Squall heard fabric ripple, and caught the last of Delilah’s spin, settling her right foot back down onto the dark wood, ending in a wave of squelches. Shadows had climbed onto the railings of the ships, but were stopped by that roulette of knives, falling back into the ever-encroaching wave. Delilah cleared her throat, pulling Squall’s attention back to her, and she saw she had another knife in hand, twirling it in between her fingers.
“As I said. Unwise.” She flung the dagger behind, catching a shadow as it lunged at her, and spun out of the way of its fall, sliding into the one that tried to attack Squall. “So, you know my title. What may yours be?”
“Squall,” she said. She tried to sound unfazed, but it was kind of hard not to be when that Terrahn spun back to where she once stood. She released another storm of knives as she did, and knocked down a new wave of the monsters, shrieking as they plummeted to the ground. “You say you’re a minstrel? A singer?”
“This might come as a shock, but did you know that a minstrel’s main practice isn’t the arts? It’s simply another tool at our disposal... So is this the real Scylla? Saw it fly in, but you can never be too sure.”
“I suppose I don’t have much a choice, do I?”
“I’ll take that as a yes?”
Squall scoffed, glowering at the pretty little dancer. “It is.”
“But I doubt it’s only the three of you. I take it the Itchyoman that leaped roof-to-roof is with you, as well as the three Natorei with a Faun? What about that dashing Terrahn, taller side, fine clothes, keeps more daggers than sense?”
“That’s Ponitius, our current captain. We were here to find an artificer to fix the Scylla.”
“Well, they found one. They were on their way to... what the Dark Ones was her name? Twelabeth? Swalebeth-”
“Yes! That’s the one. After meeting The Plague, they fled towards her worksh-”
“What’s The Plague?”
“Only a rumor, a myth until today. Over the last couple months, word crept in from northern Palridian of a dark, inky creature that simply appeared, reeked havoc, then simply vanished. No one knew its origin, nor if it really existed. No bodies left behind; just empty homes and broken streets.”
“And you’re sure they got away.”
“Yeah. Funny thing, too: It just let them go. Said they would meet again when they found some bloke named Olivier.”
Squall growled, taking a step towards Delilah, teeth and claws starting to rip free.
“Leave him out of this! He is innocent.”
“What’s going on?” Beatrice said, scampering up the steps. Dervalan was close behind, pushing her back as he stood before her, glaring down the Terrahn. She gasped, spotting the dead shadows, and almost ran right back down the steps. Her top wanted to, but her legs were frozen stiff, as if nailed to the boards. “What are those!”
“Woman giving you problems, Squall?” Dervalan said, snorting.

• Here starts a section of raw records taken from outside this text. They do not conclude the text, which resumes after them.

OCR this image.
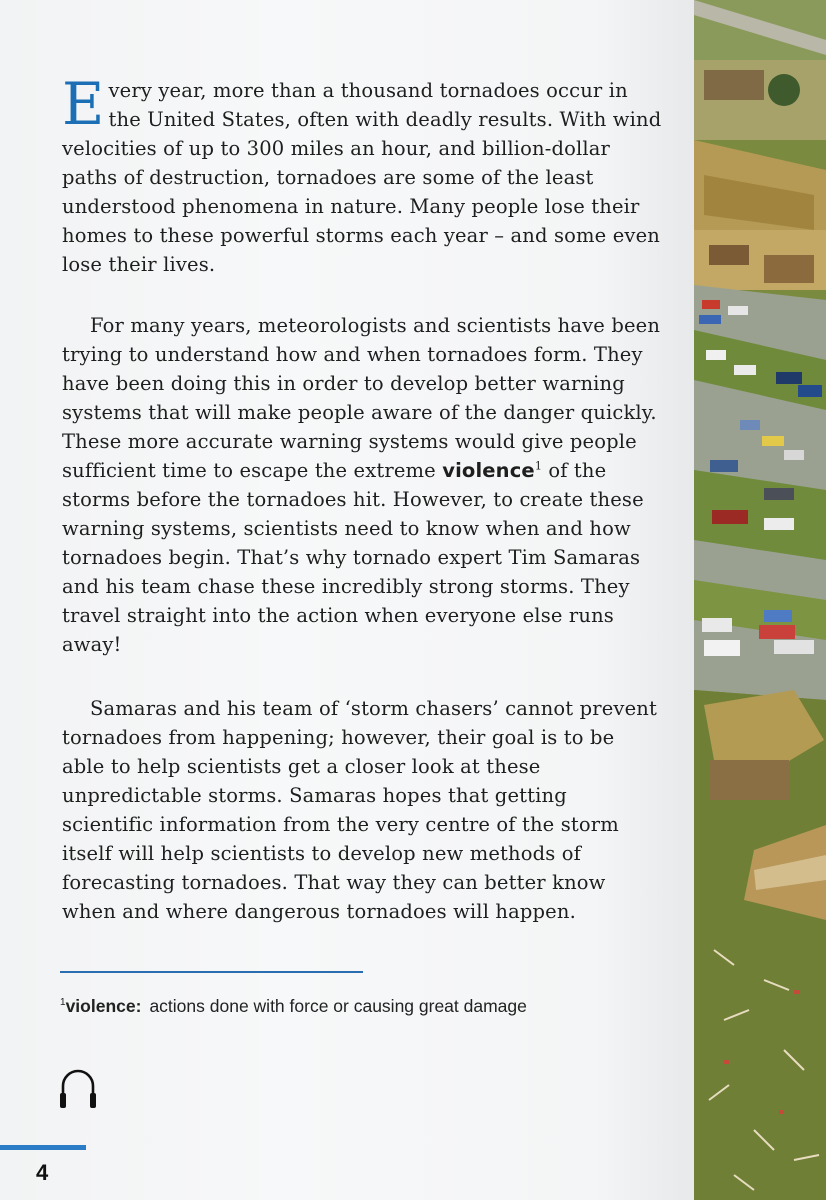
Every year, more than a thousand tornadoes occur in the United States, often with deadly results. With wind velocities of up to 300 miles an hour, and billion-dollar paths of destruction, tornadoes are some of the least understood phenomena in nature. Many people lose their homes to these powerful storms each year – and some even lose their lives.

For many years, meteorologists and scientists have been trying to understand how and when tornadoes form. They have been doing this in order to develop better warning systems that will make people aware of the danger quickly. These more accurate warning systems would give people sufficient time to escape the extreme violence$^1$ of the storms before the tornadoes hit. However, to create these warning systems, scientists need to know when and how tornadoes begin. That’s why tornado expert Tim Samaras and his team chase these incredibly strong storms. They travel straight into the action when everyone else runs away!

Samaras and his team of ‘storm chasers’ cannot prevent tornadoes from happening; however, their goal is to be able to help scientists get a closer look at these unpredictable storms. Samaras hopes that getting scientific information from the very centre of the storm itself will help scientists to develop new methods of forecasting tornadoes. That way they can better know when and where dangerous tornadoes will happen.

$^1$violence: actions done with force or causing great damage
4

“Of course not,” Delilah said, giving him a soft smile. “In fact, I’m saving your skins, and I would like to keep focused on that, so let’s try to save ourselves until they get here and THEN we can fight amongst ourselves. Savvy?”
“And what about those around the ship?” Squall blurted, but already knew the answer. Their screams had gone silent, while the shadows and their cursed, agonized wails rose in chorus... As much as she hated to, she had to work with this woman. For the moment, and she had the funny feeling Delilah felt the same way.